The further deterioration was unexpected. Economists had expected the index to rise to 49.2.
“August flash PMI data signaled further disconcerting signs for the health of the US private sector. Demand conditions were dampened again, sparked by the impact of interest rate hikes and strong inflationary pressures on customer spending, which weighed on activity,” said Sian Jones, senior economist for S&P Global Market Intelligence.
The services sector PMI dropped to 44.1 from 47.3 last month. Economists had expected it to improve to 49. The manufacturing PMI fell to 51.3, indicating mild expansion.
“Gathering clouds spread across the private sector as services new orders returned to contraction territory, mirroring the subdued demand conditions seen at their manufacturing counterparts. Excluding the period between March and May 2020, the fall in total output was the steepest seen since the series began nearly 13 years ago,” Jones said.
There is also signs that the labor market, which has been incredibly strong this year, is beginning to roll over.
“Lower new order inflows and continued efforts to rein in spending led to the slowest uptick in employment for almost a year. Reports of challenges finding suitable candidates started to be countered by those companies noting that voluntary leavers would not be replaced with any immediacy due to uncertainty regarding demand over the coming months,” Jones said.
Inflationary pressures appear to be easing, although inflation remains historically elevated.

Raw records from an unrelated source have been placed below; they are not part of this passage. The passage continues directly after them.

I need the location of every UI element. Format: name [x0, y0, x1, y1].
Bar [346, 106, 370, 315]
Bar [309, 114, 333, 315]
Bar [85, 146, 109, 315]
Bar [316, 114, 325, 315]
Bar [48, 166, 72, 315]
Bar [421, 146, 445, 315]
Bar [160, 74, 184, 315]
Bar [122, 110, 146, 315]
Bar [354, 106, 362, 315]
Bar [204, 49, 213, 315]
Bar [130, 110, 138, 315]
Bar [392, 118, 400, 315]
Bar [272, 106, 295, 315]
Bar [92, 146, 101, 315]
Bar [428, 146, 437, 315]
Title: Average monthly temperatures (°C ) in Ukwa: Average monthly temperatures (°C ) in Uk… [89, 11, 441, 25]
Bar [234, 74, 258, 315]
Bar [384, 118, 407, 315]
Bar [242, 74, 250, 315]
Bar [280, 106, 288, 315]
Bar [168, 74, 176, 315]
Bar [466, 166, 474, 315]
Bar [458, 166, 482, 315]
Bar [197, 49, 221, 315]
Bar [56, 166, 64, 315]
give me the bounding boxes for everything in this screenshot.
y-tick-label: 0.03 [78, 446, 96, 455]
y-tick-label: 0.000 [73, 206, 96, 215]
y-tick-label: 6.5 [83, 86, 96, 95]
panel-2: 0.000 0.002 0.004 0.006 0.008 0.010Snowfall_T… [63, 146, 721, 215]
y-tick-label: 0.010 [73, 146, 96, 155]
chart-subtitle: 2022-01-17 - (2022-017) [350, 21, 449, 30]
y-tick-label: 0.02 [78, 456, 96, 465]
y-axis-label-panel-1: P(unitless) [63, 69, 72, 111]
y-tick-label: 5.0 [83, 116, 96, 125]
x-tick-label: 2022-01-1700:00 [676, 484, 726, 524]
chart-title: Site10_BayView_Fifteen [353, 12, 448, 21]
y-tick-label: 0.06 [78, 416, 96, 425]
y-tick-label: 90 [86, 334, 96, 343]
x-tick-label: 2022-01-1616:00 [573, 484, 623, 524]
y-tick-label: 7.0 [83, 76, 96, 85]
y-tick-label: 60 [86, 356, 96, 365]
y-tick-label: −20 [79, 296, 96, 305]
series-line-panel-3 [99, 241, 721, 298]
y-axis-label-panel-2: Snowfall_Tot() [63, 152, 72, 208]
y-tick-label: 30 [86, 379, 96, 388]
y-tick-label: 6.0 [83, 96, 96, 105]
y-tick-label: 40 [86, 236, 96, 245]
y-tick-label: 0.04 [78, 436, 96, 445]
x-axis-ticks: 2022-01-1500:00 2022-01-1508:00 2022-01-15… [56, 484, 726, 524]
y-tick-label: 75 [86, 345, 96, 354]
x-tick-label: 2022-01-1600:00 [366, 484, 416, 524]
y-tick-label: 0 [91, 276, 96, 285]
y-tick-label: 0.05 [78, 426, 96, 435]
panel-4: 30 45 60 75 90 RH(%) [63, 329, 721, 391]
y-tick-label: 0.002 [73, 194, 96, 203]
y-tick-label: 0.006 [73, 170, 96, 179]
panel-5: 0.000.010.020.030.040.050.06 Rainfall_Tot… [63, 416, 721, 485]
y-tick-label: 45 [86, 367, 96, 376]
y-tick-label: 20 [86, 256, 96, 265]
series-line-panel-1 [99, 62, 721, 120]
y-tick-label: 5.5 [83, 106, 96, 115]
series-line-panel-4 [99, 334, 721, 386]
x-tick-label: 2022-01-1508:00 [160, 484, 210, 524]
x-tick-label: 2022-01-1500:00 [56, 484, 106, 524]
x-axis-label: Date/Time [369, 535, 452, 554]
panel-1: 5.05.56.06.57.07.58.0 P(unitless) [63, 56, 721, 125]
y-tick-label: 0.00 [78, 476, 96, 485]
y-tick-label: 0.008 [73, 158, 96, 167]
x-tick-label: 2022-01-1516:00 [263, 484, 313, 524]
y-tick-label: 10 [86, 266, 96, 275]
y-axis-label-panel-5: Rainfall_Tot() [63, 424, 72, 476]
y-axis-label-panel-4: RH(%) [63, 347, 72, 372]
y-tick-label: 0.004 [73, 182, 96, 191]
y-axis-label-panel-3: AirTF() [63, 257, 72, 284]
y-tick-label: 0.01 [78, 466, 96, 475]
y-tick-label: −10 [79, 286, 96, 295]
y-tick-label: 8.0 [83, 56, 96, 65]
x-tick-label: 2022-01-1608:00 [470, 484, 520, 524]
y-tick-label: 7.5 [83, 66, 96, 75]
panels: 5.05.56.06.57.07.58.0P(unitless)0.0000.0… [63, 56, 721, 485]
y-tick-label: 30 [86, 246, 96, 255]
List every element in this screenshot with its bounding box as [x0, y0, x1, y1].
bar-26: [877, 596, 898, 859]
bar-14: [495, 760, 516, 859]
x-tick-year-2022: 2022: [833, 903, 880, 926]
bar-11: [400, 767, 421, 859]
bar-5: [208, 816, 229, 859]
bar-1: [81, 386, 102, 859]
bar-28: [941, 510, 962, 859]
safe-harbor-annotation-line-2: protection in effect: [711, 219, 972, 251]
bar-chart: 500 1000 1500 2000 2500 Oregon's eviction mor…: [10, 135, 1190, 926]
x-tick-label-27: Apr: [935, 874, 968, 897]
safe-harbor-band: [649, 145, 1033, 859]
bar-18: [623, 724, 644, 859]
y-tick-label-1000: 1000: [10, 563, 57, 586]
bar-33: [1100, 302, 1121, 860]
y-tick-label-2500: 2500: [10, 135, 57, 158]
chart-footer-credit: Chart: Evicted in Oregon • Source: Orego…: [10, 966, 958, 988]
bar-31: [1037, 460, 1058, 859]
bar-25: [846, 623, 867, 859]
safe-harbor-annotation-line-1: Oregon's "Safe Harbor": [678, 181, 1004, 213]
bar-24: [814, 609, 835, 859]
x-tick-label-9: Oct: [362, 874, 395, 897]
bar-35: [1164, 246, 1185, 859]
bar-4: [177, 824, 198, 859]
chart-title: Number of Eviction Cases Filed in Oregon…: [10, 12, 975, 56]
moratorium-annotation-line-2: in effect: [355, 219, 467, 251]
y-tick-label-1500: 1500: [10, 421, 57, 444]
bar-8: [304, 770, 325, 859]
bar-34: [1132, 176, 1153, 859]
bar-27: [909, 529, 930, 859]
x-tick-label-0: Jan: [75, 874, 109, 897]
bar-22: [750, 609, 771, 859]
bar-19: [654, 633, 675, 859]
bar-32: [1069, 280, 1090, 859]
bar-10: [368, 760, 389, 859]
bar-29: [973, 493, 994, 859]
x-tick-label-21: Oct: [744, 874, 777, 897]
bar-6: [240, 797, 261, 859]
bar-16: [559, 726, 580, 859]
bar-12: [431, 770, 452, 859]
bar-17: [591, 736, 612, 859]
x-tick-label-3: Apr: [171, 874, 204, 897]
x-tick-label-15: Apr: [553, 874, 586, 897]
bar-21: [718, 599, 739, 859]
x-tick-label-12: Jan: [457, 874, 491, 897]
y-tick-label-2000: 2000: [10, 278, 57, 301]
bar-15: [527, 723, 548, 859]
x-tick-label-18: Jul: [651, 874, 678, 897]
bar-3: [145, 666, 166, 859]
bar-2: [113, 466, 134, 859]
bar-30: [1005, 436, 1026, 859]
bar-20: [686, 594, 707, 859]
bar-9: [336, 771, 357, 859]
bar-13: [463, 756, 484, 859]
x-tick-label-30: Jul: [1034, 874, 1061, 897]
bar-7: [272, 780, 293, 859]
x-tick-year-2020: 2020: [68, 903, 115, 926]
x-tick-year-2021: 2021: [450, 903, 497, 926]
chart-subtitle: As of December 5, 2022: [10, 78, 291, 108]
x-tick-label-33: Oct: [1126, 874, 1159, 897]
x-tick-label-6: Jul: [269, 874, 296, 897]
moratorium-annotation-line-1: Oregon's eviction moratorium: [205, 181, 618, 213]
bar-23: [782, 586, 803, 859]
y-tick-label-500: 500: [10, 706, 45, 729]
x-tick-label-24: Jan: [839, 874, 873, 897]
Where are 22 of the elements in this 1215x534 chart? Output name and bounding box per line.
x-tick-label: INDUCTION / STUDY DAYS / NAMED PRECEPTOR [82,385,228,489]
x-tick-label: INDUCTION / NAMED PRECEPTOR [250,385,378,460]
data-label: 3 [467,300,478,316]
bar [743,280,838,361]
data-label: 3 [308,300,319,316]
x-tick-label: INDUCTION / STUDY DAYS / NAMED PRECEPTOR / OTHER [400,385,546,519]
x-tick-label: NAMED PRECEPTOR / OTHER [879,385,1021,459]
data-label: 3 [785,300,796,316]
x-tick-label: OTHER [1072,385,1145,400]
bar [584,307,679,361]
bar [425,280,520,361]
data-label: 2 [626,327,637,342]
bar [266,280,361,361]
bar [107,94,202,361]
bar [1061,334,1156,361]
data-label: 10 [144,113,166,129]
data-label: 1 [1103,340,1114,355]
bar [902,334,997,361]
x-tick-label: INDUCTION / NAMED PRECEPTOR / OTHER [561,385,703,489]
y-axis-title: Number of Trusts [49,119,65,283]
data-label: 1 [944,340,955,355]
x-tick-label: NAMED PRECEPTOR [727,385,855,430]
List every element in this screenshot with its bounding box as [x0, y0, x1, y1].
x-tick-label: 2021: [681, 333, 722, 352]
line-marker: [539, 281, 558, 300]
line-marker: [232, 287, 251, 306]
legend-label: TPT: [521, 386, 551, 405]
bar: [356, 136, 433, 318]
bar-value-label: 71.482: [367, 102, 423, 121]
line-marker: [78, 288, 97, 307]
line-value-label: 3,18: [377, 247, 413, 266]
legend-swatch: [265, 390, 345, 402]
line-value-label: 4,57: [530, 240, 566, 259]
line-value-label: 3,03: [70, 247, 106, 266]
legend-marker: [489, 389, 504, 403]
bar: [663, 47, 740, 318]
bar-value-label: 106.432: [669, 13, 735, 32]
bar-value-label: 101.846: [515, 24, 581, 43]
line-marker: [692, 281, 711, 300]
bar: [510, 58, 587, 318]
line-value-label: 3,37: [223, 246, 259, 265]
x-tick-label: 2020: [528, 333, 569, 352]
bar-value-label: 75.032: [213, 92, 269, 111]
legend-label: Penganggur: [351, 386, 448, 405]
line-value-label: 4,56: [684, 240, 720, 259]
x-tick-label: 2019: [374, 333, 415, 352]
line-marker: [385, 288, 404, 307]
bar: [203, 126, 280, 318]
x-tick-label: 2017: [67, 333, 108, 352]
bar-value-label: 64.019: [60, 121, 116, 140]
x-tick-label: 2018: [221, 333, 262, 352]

“One area of reprieve for firms came in the form of a further softening in inflationary pressures. Input prices and output charges rose at the slowest rates for a year and-a-half amid reports that some key component costs had fallen. Although pointing to an ongoing movement away from price peaks, increases in costs and charges remained historically robust,” Jones said.
S&P Global said that customer demand has been depressed by material shortages, delivery delays, hikes in interest rates, and inflationary pressures.